BCAA supplementation generally comes in a tablet form. They contain leucine, isoleucine and valine. These amino acids make up about one third of your muscle protein. They work to rebuild muscles protein and act as fuel.
This is another common form of protein supplementation. It is even more convenient than protein shakes, no preparation needed and you can throw one into your gym bag for after weights. You need to be careful to get good quality bars. A big problem is they are often very high in sugar and have poor quality protein. Often they can be high in bad fats. Protein shakes are a better option, however, if you can find good quality protein bars, then they also present a good option for on the run or after a session.
Do You Need Them?
This is the big question asked by people, and here are a few reasons you might need protein powder supplementation
- You are a vegetarian and want more variety
- You don’t feel like eating a steak directly after strength training
- You are on the run and need a protein filled snack
- You have trouble getting your protein requirements for the day in from natural sources.
It all boils down to the person and the situation. I think whey protein is an essential component of every strength trainers/ body builders diet. It gives you fast acting protein directly after your session. It has the highest biological value (how much absorbed is used) of all proteins and is very convenient and easy to eat. It is important to eat some fast acting protein in that window after strength training, to build muscle and recover. Whey presents a very easy option. You can get your protein at this time from foods, however it may not be as fast acting (not of ultra importance) and some people, including me find it hard to eat a meal directly after weight training. A supplement such as USN muscle fuel is a good option.
In saying all this, natural food sources are the best options for most of the day.
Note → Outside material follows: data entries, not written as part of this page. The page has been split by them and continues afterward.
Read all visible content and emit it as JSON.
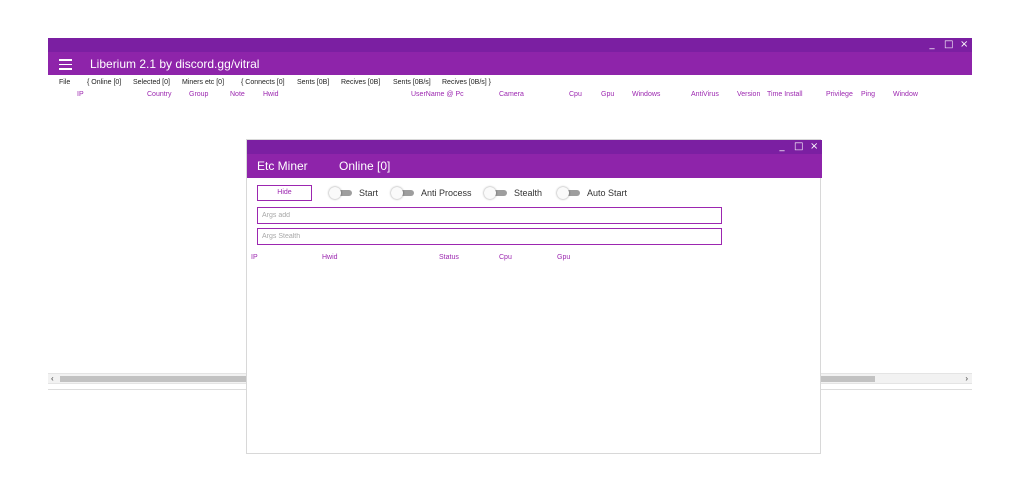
{
  "main": {
    "title": "Liberium 2.1 by discord.gg/vitral",
    "controls": {
      "minimize": "_",
      "maximize": "□",
      "close": "×"
    },
    "menu": [
      "File",
      "{ Online [0]",
      "Selected [0]",
      "Miners etc [0]",
      "{ Connects [0]",
      "Sents [0B]",
      "Recives [0B]",
      "Sents [0B/s]",
      "Recives [0B/s] }"
    ],
    "columns": [
      "IP",
      "Country",
      "Group",
      "Note",
      "Hwid",
      "UserName @ Pc",
      "Camera",
      "Cpu",
      "Gpu",
      "Windows",
      "AntiVirus",
      "Version",
      "Time Install",
      "Privilege",
      "Ping",
      "Window"
    ],
    "scroll": {
      "left_arrow": "‹",
      "right_arrow": "›"
    }
  },
  "miner": {
    "title": "Etc Miner",
    "online": "Online [0]",
    "controls": {
      "minimize": "_",
      "maximize": "□",
      "close": "×"
    },
    "hide_label": "Hide",
    "toggles": [
      "Start",
      "Anti Process",
      "Stealth",
      "Auto Start"
    ],
    "args_add_placeholder": "Args add",
    "args_stealth_placeholder": "Args Stealth",
    "columns": [
      "IP",
      "Hwid",
      "Status",
      "Cpu",
      "Gpu"
    ]
  },
  "colors": {
    "titlebar": "#8e24aa",
    "titlebar_dark": "#7b1fa2",
    "accent": "#9c27b0"
  }
}
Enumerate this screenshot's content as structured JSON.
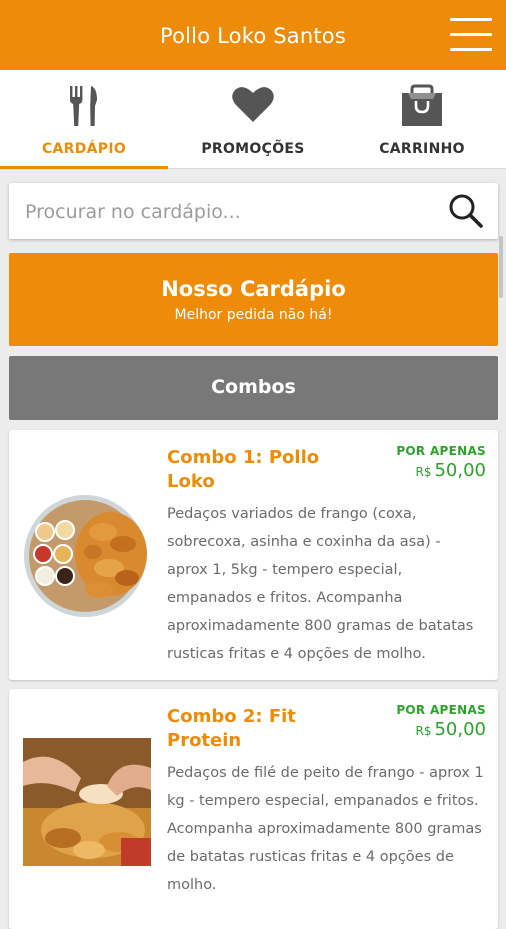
{
  "header": {
    "title": "Pollo Loko Santos"
  },
  "tabs": [
    {
      "label": "CARDÁPIO",
      "icon": "cutlery-icon",
      "active": true
    },
    {
      "label": "PROMOÇÕES",
      "icon": "heart-icon",
      "active": false
    },
    {
      "label": "CARRINHO",
      "icon": "shopping-bag-icon",
      "active": false
    }
  ],
  "search": {
    "placeholder": "Procurar no cardápio...",
    "value": ""
  },
  "banner": {
    "title": "Nosso Cardápio",
    "subtitle": "Melhor pedida não há!"
  },
  "section": {
    "label": "Combos"
  },
  "items": [
    {
      "name": "Combo 1: Pollo Loko",
      "price_prefix": "POR APENAS",
      "currency": "R$",
      "price": "50,00",
      "description": "Pedaços variados de frango (coxa, sobrecoxa, asinha e coxinha da asa) - aprox 1, 5kg - tempero especial, empanados e fritos. Acompanha aproximadamente 800 gramas de batatas rusticas fritas e 4 opções de molho."
    },
    {
      "name": "Combo 2: Fit Protein",
      "price_prefix": "POR APENAS",
      "currency": "R$",
      "price": "50,00",
      "description": "Pedaços de filé de peito de frango - aprox 1 kg - tempero especial, empanados e fritos. Acompanha aproximadamente 800 gramas de batatas rusticas fritas e 4 opções de molho."
    }
  ],
  "colors": {
    "brand": "#ee8c0a",
    "price": "#2aa52a",
    "section": "#787878"
  }
}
Use protein powder when you need it, it provides an easy option post workout, for some it can be a quick breakfast or snack on the run. Try to get natural source proteins in most of the day. But recognise the role protein powders may be able to play in your diet.
Most good protein supplements come with the full quota of BCAAs. If you are drinking your whey protein shake after your session and eating good complete proteins throughout the day, then you don’t really need this extra supplementation. Food sources remain the best way to get your protein, they tend to be absorbed a lot more efficiently by the body.
In my opinion BCAAs are a supplement body builders and athletes can use to get that extra edge. There is very little point using supplements in your diet, if the rest of it isn’t yet up to scratch. Consider this a step you can take a lot later down the track, when you need that extra 1%. For now, BCAAs might be an unnecessary expense, and the value of getting the rest of your diet spot on is much higher. They are the extra edge; wait until you need to use them.
Optimum Nutritions 100% Whey Protein contains 24 grams of protein, only 2-3 grams of carbohydrates, 1.5 grams of fat and minimal lactose, the choice of brand is clear, now to decide what flavor and size! Optimums 100% Whey Protein comes in 1, 2 and 5 pound containers and is available in Double Rich Chocolate, Chocolate Mint, Cookies and Cream, Strawberry and Vanilla.
Woohoo these are finally my final words on this topic. Supplements have their place in the strength trainers diet, there is no doubt. Food remains the best source of protein, but sometimes the convenience of supplements far outweighs this factor. When considering your diet, base it around natural sources (not supplementation) and then add in whatever else you need, when you need it. The standout for me, that I think all strength trainers should consider is after a session, if your goal is to build lean mass and recover for the next workout, consume some whey protein. As always, assess your goals, assess your diet, and see what you need. Just make sure you are getting your daily quota of protein.